The Gulf States, too, have their own interests and their own political considerations, which now have a different priority than during decades of undisputed US hegemony. For example, Anwar Gargash, Minister of State for Foreign Affairs of the United Arab Emirates, announced that an ambassador would soon be sent to Tehran again:

We have differences (with Iran, intro George Malbrunot) but we are in a process of rebuilding ties to move towards de-escalation through economic cooperation.

Anwar Gargash, VAE

The quote comes from an article by French Middle East expert George Malbrunot on Biden’s visit to the Jeddah meeting. The article also contains another statement that points in the direction of “moderate relations with Iran”. It comes from the Diplomatic Advisor to the President of the Emirates:

Our Minister for Climate Change was in Iran a few days ago and signed an agreement that conveys a message of peace and cooperation.

This trend, which is directed against an anti-Iran alliance, could be supplemented with another statement quoted by the French journalist from Anwar Gargash. Even before the meeting in Jeddah, he put certain expectations of the Emirates in a cool box: his country is not involved in any security alliance in the region and has no intention of becoming a member of one.

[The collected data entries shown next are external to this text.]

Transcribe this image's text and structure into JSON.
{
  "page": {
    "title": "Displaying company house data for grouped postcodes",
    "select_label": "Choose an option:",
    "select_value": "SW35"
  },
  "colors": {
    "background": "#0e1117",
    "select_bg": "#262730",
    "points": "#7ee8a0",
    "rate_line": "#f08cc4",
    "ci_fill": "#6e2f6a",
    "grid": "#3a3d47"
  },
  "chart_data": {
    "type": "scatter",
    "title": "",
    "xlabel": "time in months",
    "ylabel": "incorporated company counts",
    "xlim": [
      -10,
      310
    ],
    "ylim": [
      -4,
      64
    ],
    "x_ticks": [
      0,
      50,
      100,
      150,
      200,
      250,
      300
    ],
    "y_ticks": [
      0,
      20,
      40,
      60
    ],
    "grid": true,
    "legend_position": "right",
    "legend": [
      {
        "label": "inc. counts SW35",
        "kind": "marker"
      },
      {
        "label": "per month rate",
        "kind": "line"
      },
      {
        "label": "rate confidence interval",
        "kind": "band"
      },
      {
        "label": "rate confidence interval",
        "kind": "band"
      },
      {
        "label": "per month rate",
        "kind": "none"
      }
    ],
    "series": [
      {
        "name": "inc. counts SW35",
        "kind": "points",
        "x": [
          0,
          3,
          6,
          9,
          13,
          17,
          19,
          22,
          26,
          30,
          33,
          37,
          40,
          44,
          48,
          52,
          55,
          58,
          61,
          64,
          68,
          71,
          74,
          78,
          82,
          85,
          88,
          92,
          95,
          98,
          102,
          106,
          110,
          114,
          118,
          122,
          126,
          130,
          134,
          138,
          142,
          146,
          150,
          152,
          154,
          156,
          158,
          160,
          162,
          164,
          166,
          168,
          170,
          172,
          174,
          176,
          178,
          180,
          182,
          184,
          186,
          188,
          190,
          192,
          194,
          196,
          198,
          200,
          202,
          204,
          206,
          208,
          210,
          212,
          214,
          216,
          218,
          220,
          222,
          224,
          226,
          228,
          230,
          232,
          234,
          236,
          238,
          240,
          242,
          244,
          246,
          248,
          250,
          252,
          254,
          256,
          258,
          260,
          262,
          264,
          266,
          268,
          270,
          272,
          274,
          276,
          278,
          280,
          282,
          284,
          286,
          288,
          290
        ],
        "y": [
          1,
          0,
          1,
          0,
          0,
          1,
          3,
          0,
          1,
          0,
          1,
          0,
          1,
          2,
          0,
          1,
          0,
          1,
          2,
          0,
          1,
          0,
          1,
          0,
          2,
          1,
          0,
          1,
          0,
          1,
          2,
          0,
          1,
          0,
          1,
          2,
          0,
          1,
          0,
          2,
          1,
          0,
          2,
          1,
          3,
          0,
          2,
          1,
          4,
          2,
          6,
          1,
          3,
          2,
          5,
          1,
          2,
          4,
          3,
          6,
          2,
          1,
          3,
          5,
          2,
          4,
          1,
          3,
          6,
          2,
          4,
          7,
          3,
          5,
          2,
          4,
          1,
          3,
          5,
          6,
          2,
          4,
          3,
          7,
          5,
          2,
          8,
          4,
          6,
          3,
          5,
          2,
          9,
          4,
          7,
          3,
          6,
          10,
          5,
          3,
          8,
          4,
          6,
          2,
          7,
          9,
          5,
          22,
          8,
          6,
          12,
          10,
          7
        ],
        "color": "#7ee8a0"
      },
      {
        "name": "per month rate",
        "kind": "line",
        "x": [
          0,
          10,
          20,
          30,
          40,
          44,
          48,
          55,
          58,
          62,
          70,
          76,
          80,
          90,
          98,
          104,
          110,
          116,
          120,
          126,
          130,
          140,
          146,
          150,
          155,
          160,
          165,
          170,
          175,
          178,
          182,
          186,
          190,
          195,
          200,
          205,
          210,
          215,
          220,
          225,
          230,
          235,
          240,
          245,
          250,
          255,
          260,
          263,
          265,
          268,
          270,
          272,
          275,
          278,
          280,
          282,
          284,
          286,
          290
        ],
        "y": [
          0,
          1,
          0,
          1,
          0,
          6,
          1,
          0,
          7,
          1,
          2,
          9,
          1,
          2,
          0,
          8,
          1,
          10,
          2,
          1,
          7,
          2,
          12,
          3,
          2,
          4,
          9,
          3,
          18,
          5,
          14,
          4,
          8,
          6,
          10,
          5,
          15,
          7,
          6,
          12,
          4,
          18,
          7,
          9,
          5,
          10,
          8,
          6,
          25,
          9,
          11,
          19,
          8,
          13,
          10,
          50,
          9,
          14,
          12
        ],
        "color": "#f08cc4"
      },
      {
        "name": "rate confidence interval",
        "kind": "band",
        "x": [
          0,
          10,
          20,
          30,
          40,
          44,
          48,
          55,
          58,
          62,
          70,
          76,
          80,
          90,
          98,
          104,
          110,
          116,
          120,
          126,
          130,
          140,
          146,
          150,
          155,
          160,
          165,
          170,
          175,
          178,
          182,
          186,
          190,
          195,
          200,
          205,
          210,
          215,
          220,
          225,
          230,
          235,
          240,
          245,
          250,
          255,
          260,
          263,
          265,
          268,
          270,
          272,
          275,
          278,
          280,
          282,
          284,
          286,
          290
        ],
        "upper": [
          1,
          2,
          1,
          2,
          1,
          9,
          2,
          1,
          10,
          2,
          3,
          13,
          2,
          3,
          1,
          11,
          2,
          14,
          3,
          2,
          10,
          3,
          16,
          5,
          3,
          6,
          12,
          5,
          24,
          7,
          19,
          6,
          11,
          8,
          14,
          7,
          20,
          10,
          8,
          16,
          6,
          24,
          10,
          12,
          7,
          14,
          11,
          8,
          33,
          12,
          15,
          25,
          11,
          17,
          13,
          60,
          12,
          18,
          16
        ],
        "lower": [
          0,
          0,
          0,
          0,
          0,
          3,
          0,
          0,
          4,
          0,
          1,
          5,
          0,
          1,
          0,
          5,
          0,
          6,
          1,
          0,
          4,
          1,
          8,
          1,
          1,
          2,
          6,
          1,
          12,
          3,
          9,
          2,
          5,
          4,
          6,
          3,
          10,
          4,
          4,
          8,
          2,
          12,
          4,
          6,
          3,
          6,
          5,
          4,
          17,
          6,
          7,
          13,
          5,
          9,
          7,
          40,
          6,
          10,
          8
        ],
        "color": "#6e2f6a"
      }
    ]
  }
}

“Normalization” between Israel and Saudi Arabia

Another expectation of Biden’s visit, which was fed primarily through media reports and Biden himself, was that the “normalization between Israel and Saudi Arabia” would go a step further, meaning that prospects were confirmed that the two countries would, in turn conclude an Abraham agreement in the future. There was hope that Saudi Arabia would allow Israeli airlines to fly over the kingdom.

This is not entirely new, the overflight ban for Israeli aircraft had already been relaxed somewhat in recent years and this is part of a factual and practical normalization that has existed between Saudi Arabia and Israel for some time.

However, the signing of an official agreement has another political dimension and Saudi Arabia shies away from entering this more conflict-ridden area, as Foreign Minister Prince Faisal bin Farhan quickly made clear:

No, this has nothing to do with diplomatic relations with Israel. The issue of overflights is a decision we made… in the interests of it [der] Transport connection between the countries of the world and we hope that it will make life easier for some travelers. It is in no way a precursor to further steps.

Prince Faisal bin Farhan

The fact that Faisal bin Farhan felt compelled to make this clarification most likely has less to do with the US President’s expectations than with domestic and regional political reasons. The Israeli-Palestinian conflict is viewed politically differently in Arab countries than in most Western countries. The topic is still a source of inflammatory conflict when it comes to the “Arab street”.

And the renewables?

The energy crisis came at the right time for Saudi Arabia. The country was not doing well economically; the population, mainly the many young people, has to be kept happy with government payments. The energy crisis is flushing money into the coffers again. A hasty, formally announced normalization agreement with Israel—without guaranteeing the Palestinians any prospects worth mentioning—would be a domestic risk.

The big plans for the future, which the Saudi Crown Prince Mohammed bin Salman presented with his Project 2030 a few years ago (cf. Saudi Giga-Moderne: An Entertainment City for Young People), had not met with the approval he had hoped for. The investors stayed away. But there were also promising approaches for renewable energies in the outdated plans for the future.

The fact that Biden addressed these plans has not yet been reported, at least not in a way that would have been noticed.

Nevertheless, as commentators write, the US President does not stand there with really “empty hands” when it comes to Saudi Arabia. The lucrative arms deals in favor of the US defense industry continue to flourish.